When the appeal is or is not governed by the code. c. The right to review on appeal to the court of appeals a final order, judgment, or decree, made prior to July, 1847, as also the time and manner of prosecuting the appeal, depend on the old law. Mayor of New York v. Schermerhorn, 1 Code Rep. 109; 1 Coms., 423.
d. When a final order, judgment, or decree, is made after the 1st of July, 1848, whether the suit was commenced before or after that day, the right to appeal, &c., depends upon the code. Selden v. Vermilya, 1 Code Rep., 110; 1 Coms.534 ; Mayor of New York v. Schermerhorn, 1 Code Rep. 109; 1 Coms. 423.
e. This section (s. 11) repeals sections 5 and 10 of the judiciary act (Laws of 1847, p. 639), giving an appeal from the decisions of the supreme court granting or refusing a new trial on a bill of exceptions. Tilley v. Phillips, 3 Pr. R., 364 ; 1 Code Rep., 111; 1 Coms., 610. And see also Grover v. Coon, 3 Pr. R., 341; 1 Code Rep., 96 ; Selden v. Vermilya, 3 Pr. R., 342 ; 1 Code Rep., 101 ; Anon. 1 Code Rep., 101; therefore in Tilley v. Phillips (supra), it was decided that no appeal lay to the court of appeals from an order made upon a bill of exceptions under the judiciary act of 1847, because such order was made after the 1st of July, 1848 (the day the code went into operation), although the suit had been commenced before July, 1848. But where an appeal from the decision of the supreme court, granting a new trial on a bill of exceptions was taken under the judiciary act before the code went into effect, it was held that the court had authority to decide such appeal after the code took effect. Butler v. Miller, 3 Pr. R., 339; 1 Code Rep., 110.
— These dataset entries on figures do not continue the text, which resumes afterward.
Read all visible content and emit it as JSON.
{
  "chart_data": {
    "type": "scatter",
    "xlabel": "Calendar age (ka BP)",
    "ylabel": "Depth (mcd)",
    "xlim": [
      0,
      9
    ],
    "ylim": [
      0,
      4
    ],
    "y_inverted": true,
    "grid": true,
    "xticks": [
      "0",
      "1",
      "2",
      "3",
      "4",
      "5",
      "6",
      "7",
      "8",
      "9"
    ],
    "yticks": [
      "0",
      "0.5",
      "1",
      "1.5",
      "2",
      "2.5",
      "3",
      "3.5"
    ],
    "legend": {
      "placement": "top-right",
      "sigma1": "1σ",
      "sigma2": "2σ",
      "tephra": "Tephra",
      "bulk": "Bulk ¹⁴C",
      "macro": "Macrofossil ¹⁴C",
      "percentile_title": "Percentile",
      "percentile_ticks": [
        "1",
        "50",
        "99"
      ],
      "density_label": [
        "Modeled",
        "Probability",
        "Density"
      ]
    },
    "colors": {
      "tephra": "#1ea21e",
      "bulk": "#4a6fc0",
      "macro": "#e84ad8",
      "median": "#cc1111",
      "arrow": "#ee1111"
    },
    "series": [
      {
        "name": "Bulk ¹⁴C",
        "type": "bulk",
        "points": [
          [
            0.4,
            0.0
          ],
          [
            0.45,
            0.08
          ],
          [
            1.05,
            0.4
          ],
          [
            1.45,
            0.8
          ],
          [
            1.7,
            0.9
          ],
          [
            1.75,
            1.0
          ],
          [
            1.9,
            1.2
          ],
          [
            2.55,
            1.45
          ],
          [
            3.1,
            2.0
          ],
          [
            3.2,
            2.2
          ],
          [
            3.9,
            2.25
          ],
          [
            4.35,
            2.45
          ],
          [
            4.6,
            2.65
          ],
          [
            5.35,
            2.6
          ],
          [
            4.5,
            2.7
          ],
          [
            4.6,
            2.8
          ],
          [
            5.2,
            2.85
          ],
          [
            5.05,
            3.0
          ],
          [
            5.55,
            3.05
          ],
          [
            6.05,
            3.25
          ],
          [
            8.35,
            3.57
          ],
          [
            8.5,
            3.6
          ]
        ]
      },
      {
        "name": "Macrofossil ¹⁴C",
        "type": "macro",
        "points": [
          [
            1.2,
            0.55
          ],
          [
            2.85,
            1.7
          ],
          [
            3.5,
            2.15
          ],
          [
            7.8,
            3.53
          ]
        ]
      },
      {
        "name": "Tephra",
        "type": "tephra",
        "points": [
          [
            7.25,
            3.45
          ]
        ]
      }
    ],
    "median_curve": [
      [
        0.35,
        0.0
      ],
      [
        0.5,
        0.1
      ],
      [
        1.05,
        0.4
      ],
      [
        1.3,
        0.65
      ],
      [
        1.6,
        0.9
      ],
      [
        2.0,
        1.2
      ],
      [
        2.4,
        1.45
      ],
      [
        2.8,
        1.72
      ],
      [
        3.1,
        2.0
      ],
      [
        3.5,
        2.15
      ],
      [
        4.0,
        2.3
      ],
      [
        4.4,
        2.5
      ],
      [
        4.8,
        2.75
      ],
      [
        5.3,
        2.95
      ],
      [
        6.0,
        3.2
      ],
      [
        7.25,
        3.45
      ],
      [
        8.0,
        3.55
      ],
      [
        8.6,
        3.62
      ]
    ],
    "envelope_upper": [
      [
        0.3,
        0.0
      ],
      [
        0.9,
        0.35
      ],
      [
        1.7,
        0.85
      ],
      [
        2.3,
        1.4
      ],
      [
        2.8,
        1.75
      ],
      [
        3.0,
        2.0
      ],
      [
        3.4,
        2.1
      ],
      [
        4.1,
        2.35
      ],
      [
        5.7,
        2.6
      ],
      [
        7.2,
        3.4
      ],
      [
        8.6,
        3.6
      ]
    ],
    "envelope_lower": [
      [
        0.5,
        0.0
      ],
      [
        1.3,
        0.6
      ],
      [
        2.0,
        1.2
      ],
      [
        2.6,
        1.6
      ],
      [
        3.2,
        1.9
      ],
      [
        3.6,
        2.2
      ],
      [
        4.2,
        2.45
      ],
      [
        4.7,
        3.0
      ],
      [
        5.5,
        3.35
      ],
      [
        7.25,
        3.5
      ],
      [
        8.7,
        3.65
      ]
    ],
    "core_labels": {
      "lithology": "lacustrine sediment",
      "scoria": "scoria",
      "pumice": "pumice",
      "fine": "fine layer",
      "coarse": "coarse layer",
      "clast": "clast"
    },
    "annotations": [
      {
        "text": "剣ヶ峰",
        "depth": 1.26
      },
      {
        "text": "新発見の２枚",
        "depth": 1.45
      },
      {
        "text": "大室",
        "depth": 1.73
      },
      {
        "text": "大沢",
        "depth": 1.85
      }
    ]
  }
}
f. “Whether appeals may still be brought from the decision of the supreme court on bills of exceptions in cases where the action was pending prior to the first day of July, is a question which need not now be decided. We are of opinion that this appeal may be prosecuted in the saine manner as though the code had not been passed.” And see also Spaulding v. Kingsland, 1 Code Rep., 110; 1 Coms., 426. Rice v. Floyd, 1 Code 112; Dunlap v. Edwards, 3 ib., 197 ; 3 Coms., 341.
No appeal lies to the court of appeals in the following cases. g. Where there was a verdict and judgment without any exceptions or proceedings intermediate the verdict and filing the judgment record, and an appeal was brought upon the judgment. The suit was commenced prior to 1st July, 1848; but the verdict and judgment were obtained after that time. Lake v. Gibson, 3 Pr. R., 420.
h. Upon a mere question of costs. Sherman v. Daggett, 3 Pr. R., 426.
i. From a decision on a motion to set aside a judgment or decree, either for irregularity or as matter of favor. Sherman v. Felt, 3 Pr. R., 425.
j. To review a judgment upon a report of referees, upon a case containing merely the evidence before the referees, and the same as used before the supreme court. Sturgess v. Merry. 3 Pr. R., 418.
k. From the decision of the supreme court on a case: there must be a bill of exceptions or special verdict. So held, where there was a trial in an action of ejectment, and a verdict taken subject to the opinion of the supreme court upon a case to be made-which was made, and the general term gave judgment for the defendant on the case-which order was appealed to this court. Wright v. Douglass. 3 Pr. R., 418.